Performance degradation with Block Storage

Incident Report for Tilaa

Postmortem

On Friday, we have expanded the available disk space on our SSD CEPH cluster in Haarlem. We've done this many times before without any customer problems, so we didn't plan a maintenance for it.

Unfortunately, this time the expansion did lead to customer impact. Adding the new disks to the cluster has led to stuck placement groups, which are basically hanging disk operations. During this time, virtual machines have experienced issues when trying to write or read from their Big Disk (network attach block storage).

Immediately, we detected the issue and started working to address it. We restarted all nodes that had stuck placement groups, which resolved the issue within two hours.

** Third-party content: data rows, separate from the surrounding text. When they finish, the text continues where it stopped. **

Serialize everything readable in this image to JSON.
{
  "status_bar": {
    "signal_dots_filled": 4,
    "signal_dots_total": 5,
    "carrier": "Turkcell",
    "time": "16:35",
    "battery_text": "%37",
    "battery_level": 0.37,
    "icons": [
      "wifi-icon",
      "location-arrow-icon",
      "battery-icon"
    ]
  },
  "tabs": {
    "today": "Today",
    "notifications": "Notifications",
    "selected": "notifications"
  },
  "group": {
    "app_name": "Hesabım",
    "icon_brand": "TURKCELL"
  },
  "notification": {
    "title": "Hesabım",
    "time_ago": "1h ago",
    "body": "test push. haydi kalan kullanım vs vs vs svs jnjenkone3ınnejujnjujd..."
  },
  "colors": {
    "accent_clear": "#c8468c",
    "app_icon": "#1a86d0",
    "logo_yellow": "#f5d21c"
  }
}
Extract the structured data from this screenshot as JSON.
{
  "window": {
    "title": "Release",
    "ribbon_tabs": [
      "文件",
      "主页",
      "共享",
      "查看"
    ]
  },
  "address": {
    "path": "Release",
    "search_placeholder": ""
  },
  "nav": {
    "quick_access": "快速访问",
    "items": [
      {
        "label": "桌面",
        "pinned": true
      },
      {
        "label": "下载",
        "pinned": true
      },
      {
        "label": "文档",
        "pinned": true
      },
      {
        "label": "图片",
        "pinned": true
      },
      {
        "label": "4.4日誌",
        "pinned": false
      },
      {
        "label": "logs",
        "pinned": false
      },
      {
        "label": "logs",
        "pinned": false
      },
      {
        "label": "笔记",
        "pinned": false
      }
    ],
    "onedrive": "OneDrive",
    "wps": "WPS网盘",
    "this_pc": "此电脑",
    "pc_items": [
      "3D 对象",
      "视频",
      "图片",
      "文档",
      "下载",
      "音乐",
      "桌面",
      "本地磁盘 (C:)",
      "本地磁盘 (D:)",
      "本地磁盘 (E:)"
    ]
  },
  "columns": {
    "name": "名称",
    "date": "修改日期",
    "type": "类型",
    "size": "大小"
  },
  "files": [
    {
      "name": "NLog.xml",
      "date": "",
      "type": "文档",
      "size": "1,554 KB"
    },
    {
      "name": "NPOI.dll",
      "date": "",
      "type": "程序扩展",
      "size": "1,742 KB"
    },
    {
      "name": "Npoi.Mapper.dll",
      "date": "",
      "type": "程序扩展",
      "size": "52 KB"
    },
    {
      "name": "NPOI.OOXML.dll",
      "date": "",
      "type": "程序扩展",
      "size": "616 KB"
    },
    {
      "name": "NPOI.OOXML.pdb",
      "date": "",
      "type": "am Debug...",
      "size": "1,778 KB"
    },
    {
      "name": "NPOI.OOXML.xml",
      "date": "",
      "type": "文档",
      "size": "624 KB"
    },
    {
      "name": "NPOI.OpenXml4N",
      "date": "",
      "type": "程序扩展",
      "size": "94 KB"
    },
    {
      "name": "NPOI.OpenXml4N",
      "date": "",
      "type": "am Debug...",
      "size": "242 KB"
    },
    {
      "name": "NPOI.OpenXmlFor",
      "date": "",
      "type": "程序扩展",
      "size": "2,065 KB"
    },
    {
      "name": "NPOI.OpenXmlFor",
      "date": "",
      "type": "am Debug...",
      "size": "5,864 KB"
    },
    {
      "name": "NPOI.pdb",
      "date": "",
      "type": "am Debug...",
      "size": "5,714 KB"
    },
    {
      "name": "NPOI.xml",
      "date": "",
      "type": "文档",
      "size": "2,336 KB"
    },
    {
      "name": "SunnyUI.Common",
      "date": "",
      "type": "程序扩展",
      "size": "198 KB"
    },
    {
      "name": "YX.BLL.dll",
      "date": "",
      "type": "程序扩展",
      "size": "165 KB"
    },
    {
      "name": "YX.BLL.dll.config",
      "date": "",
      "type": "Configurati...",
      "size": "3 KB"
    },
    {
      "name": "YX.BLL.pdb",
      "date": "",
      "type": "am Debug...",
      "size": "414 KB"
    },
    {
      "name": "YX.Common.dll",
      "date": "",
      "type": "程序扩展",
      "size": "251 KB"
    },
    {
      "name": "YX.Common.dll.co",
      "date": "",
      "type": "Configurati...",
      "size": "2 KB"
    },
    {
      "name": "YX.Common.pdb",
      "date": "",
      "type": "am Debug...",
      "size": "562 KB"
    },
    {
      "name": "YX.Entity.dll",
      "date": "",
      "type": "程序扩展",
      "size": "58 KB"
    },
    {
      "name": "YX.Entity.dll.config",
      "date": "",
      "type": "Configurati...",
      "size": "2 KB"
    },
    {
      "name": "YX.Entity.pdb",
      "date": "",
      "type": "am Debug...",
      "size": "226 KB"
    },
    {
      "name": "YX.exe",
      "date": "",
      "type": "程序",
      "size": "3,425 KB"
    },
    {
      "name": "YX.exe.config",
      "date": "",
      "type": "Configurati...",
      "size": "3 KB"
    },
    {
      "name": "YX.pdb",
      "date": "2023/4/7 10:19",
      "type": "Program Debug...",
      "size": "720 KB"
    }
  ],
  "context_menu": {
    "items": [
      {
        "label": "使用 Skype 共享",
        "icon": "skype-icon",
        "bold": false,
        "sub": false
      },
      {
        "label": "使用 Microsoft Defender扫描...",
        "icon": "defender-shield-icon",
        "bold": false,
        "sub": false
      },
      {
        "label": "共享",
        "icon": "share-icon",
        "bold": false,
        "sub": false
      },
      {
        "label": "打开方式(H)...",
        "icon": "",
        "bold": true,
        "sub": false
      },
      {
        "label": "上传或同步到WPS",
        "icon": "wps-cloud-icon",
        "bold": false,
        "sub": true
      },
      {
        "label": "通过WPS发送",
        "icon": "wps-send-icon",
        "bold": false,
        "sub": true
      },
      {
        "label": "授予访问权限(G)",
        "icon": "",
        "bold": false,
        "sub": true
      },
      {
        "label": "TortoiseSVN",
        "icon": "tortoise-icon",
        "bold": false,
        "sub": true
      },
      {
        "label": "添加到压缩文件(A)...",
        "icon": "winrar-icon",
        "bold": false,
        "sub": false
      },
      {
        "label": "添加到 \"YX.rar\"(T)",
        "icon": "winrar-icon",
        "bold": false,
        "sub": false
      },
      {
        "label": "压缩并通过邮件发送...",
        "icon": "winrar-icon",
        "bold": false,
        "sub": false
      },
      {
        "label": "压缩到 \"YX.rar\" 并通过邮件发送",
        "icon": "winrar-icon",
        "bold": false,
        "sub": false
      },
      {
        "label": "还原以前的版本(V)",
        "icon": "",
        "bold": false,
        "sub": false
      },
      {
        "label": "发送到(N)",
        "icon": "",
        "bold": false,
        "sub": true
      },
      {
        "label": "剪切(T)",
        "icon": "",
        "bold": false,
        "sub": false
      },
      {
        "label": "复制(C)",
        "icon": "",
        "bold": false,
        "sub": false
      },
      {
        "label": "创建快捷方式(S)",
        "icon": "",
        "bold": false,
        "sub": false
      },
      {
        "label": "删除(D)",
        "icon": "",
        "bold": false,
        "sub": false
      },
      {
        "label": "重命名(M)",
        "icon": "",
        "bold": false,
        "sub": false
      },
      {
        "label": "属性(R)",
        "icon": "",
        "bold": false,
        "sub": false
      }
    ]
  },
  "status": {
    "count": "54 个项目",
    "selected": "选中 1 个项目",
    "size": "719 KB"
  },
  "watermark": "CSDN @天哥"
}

The reason the addition of disk space led to hanging disk operations seems to be a combination of adding many resources at once, combined with a bug in the software. We have changed our procedures to add resources in smaller chunks to prevent future outages.

Of course, all of our hardware is fully redundant; this particular CEPH cluster has its data spread over 170 disks, spread over 7 nodes. All nodes have redundant power sources and network uplinks. Unfortunately, this doesn't counter logical software bugs as the one we ran into.

We apologize for any inconvenience this issue has caused, and we are confident this will not reoccur.

Posted May 25, 2023 - 10:13 CEST

Resolved

We have monitored the situation and didn't see the problem return.
The expanding of the disk size has been complete, the system is now working on the backlog after that it will be healthy again.

Posted May 12, 2023 - 18:05 CEST

Update

We are continuing to monitor for any further issues.

Posted May 12, 2023 - 12:53 CEST

Update

The expansion of our CEPH cluster has inadvertently led to hanging operations in many of our CEPH nodes. We had to manually stop these operations, which took us longer than we had hoped. We have now concluded our recovery steps, and we'll keep monitoring the system for another few hours.

Posted May 12, 2023 - 12:52 CEST

Monitoring

We are addressing the issue that we found, and machines are coming back up slowly, but surely. We will remain vigilant and keep you up to date through this page.

Posted May 12, 2023 - 12:09 CEST

Update

We have found that only our SSD cluster has been affected. The issue seems related to the expansion of the disk space in that cluster. We have been working on adding additional storage capacity for the last few days.

Posted May 12, 2023 - 10:25 CEST

Investigating

Some customers have reported issues with their network attached block storage (Big Disk) specifically in Haarlem. We are currently investigating the issue and will update this page when we learn more.

Posted May 12, 2023 - 10:12 CEST

This incident affected: Data Center (Haarlem).